Today, I am back in the office after the longest and, quite possibly, the very best vacation of my life. On my last day of vacation, I started the day with a 90 minute restorative yoga session, followed my lots of family time, and a long relaxing drive home. When Tom asked me if I wanted to go grab a bite to eat and catch up – I enthusiastically agreed telling him I really wanted a beer. Together we sat outside at a local restaurant and I recounted my trip while we listened to the music teacher who lives above the restaurant practice with open windows. I felt (and still feel) so unbelievably peaceful that I have been wracking my brain wondering how this could be? Where are the Sunday Scaries I expected? What about all the unread emails in my inbox? What on earth happened over the past week to make me feel so wonderful? Then it hit me, for nine days (five work days and two weekends) I did two things I’ve never done before and I made a discovery so wonderful that I sprung out of bed this morning to write this.
New thing #1
For nine days I removed my work email from my phone. I put up an out of office and was completely unbothered. And while I love my job (and did open my laptop once just to peek) I didn’t need to think about work. I feel tremendously grateful for a supervisor who graciously gives me the time I need and for a team that I can count on to get the work done in my absence. I didn’t need to think about work because I trusted my team would hold it down and of course call me if you need me. And guess what? To my surprise, the world didn’t end! My buildings are still standing, students are still going to class, and all is well in the world. What happened at Bucknell was out of my control and for the first time I totally and completely relinquished that. I was on vacation.
New thing #2
For nine days I let go of my routine with reckless abandonment. If you know me at all, you know I love routine and crave a schedule. Planning and knowing what I will be doing each day gives me a great sense of security in how I operate in my daily life. So for nine days, there was no alarm to wake me up in the morning. There was no where I needed to be and nothing I needed to do. For nine days I only did what I truly felt like doing and on some days that wasn’t anything at all! On some days I felt like moving so I kayaked. On other days I felt like reading so I read. I leisurely consumed at least a dozen magazines, played a game of high stakes mini-golf, watched a magnificent sunset, learned a new card game and enjoyed time with family and friends.
I’ve never experienced such peace and relaxation in my life like I did over the past nine days.

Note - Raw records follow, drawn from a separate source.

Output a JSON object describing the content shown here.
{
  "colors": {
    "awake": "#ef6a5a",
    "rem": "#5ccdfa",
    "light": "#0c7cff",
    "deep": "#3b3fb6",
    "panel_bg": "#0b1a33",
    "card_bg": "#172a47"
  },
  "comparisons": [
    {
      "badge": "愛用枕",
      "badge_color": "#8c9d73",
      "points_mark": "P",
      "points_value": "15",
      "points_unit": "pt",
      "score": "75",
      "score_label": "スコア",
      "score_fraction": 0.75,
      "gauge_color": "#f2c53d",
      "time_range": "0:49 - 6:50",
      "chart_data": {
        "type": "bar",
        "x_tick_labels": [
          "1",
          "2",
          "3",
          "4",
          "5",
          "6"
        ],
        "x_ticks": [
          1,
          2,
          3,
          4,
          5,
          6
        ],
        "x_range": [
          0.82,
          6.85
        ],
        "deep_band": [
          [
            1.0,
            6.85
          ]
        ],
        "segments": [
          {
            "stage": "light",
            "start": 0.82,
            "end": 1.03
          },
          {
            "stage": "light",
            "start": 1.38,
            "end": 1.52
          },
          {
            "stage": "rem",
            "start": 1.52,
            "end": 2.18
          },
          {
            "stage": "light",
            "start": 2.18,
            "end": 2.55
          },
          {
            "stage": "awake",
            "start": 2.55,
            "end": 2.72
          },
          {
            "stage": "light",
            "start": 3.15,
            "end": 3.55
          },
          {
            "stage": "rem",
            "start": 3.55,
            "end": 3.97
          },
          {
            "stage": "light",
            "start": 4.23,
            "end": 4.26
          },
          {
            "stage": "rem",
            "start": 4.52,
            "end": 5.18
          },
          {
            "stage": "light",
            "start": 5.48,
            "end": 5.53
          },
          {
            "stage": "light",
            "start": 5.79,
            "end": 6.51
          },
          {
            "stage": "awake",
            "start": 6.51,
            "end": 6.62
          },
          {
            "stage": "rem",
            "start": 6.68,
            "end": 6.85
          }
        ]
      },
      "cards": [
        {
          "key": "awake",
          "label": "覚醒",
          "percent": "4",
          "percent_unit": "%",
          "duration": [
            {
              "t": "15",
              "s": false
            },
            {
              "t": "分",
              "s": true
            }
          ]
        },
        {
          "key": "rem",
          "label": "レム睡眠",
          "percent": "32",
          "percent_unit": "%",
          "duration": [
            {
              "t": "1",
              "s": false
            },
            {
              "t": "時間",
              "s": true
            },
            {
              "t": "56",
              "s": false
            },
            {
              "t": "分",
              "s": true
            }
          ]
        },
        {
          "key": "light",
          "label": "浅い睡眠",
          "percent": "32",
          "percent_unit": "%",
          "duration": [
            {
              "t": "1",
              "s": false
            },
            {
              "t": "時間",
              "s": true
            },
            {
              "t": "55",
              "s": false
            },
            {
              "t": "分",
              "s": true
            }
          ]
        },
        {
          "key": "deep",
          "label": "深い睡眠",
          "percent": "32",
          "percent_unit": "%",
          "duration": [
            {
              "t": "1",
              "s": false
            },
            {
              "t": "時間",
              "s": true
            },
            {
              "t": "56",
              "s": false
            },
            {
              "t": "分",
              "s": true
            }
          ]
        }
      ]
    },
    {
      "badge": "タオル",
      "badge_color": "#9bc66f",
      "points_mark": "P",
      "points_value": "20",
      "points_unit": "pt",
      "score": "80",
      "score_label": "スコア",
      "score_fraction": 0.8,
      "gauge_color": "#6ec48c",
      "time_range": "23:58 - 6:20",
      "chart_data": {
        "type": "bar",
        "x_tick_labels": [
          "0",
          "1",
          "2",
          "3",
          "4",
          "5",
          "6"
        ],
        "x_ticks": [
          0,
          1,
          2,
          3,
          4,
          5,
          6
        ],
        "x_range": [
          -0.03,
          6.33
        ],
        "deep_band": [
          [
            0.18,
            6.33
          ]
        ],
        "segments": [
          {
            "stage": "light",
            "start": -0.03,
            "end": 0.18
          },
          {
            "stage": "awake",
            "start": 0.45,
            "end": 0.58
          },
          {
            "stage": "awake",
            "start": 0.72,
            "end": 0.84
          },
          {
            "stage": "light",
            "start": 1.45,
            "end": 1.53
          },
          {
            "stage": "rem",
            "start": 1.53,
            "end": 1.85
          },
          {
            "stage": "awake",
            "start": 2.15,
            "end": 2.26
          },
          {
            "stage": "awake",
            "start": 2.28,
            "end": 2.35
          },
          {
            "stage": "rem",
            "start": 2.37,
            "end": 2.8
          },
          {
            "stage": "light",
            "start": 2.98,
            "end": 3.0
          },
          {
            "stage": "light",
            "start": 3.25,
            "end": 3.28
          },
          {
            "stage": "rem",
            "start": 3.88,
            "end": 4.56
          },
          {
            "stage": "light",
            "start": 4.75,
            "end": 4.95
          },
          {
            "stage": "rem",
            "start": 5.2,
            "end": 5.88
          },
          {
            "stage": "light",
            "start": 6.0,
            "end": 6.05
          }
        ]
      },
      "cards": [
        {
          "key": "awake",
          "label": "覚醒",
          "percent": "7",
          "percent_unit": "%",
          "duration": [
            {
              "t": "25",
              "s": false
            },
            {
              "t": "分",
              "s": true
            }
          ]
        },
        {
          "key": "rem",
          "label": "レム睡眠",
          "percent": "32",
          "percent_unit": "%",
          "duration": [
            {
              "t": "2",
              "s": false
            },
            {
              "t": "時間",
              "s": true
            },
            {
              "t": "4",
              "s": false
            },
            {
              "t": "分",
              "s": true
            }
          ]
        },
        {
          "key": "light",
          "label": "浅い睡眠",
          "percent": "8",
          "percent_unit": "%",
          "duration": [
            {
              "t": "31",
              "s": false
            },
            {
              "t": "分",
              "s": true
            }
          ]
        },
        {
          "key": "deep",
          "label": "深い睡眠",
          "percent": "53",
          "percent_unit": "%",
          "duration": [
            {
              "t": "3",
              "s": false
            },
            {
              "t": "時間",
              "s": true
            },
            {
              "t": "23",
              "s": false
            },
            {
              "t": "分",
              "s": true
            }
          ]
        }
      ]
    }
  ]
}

I was where I wanted to be with who I wanted to be with and it felt so good. Looking back, I have always been working and moving non-stop. Whether it was school, sports, or work even my summers were consumed with places to be and things to do. And while I traveled quite a bit this past year (Arizona in November, Florida in December, Nashville in May, and many car trips in between) none of which came close to how perfectly relaxing the past nine days were.
So now I am back in action, I feel recharged in mind and body and I am so excited for what the rest of the summer has in store. And now I ask you, if you had nine days to spend exactly how you wish, how would you spend them? And what’s holding you back from taking them? That’s the thing that’s holding you back. Hurdle that obstacle and live out those days because there is no better feeling.
With the utmost gratitude,
PS Thanks to everyone who made this past week great. Far too many to name, let alone picture.